There is probably some Saxon based articles around as to how to go about doing that. If you are simply altering the odd detail in a node, which isn't reliant on data in other nodes, then this might be the route to take.
DrClap
Another suggestion: if your transformation is really amenable to being done on a single sequential pass through the XML document, you could read the XML document with a StAX reader and write the transformed version with a StAX writer, with the transformation logic written in Java instead of XSLT.

Yes, I know that's inconsistent with all of your other XSLT work which (apparently) is working just fine. But sometimes when you run into the limits of a scalability problem, you have to stop fighting that problem and use a different solution. This is another solution which you might want to consider.
843834
Thank you both for your suggestions. I'm already dealing with other issues of my application, but I'll check both options as soon as I get back to my XSL nightmare :)

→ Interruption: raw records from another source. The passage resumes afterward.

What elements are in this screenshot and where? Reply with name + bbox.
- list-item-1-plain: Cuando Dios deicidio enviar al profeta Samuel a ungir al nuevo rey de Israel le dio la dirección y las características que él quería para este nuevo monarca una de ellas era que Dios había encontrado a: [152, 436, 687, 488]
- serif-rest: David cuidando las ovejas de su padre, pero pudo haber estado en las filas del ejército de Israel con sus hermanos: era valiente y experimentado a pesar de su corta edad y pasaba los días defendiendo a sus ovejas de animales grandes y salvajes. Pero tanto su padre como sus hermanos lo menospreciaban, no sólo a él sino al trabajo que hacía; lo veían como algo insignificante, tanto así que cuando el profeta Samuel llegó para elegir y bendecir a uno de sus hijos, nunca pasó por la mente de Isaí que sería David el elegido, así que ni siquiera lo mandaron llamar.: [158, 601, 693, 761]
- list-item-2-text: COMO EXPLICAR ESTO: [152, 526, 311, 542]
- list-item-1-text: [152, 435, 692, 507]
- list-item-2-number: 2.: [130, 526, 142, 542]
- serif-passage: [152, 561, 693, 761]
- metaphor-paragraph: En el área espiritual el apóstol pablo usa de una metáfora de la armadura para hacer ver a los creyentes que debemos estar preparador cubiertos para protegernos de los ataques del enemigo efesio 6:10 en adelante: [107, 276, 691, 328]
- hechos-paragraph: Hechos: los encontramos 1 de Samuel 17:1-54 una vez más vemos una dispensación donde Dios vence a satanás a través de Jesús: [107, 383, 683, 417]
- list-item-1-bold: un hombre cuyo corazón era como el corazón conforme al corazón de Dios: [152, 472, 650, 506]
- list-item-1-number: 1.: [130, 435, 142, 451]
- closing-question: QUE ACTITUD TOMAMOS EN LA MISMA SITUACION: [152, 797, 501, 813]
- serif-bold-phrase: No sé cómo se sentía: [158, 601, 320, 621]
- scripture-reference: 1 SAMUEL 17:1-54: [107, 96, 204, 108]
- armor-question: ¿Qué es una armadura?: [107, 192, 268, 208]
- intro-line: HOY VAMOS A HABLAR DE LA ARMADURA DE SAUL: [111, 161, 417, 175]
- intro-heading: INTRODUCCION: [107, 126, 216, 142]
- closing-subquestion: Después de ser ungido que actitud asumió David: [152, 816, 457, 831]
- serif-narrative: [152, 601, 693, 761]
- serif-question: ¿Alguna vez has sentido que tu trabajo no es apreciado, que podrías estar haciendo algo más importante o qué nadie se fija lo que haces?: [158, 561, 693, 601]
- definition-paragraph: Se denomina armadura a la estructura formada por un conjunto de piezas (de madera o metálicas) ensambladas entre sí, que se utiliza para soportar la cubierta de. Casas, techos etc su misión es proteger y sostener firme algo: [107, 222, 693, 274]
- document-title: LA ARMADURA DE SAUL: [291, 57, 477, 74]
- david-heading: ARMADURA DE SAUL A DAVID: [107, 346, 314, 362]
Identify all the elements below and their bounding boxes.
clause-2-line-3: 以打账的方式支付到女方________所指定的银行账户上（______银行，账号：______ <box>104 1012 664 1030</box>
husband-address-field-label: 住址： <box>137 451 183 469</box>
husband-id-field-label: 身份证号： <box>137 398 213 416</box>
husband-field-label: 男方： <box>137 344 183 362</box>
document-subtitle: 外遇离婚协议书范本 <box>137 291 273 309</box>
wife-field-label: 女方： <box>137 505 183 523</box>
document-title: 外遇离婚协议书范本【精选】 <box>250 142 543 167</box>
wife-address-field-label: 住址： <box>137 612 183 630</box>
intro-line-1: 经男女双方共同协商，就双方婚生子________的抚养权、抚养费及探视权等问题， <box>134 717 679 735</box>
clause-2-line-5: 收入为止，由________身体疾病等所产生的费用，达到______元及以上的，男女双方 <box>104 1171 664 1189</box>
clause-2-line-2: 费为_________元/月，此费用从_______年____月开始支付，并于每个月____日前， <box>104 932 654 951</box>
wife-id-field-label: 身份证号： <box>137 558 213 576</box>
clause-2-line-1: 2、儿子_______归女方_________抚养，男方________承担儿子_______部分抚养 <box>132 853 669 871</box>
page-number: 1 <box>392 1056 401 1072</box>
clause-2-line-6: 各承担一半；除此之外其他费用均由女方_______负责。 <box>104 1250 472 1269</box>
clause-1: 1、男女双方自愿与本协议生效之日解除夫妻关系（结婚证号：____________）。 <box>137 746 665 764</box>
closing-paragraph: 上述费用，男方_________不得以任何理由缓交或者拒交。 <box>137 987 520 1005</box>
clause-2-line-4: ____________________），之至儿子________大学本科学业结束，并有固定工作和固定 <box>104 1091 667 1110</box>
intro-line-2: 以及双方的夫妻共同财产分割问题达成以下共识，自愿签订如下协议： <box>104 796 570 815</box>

Yes, I know that trying to modify the XSL so that it can process a part of XML instead of the whole document is a good way to go, but it's not going to be easy. That'll be however the first option on my list. If I don't succeed, I'll probably check other technology (yes, I had heard of StAX before) but at this point we're trying to stick to the well-known standards of XSLT transformations.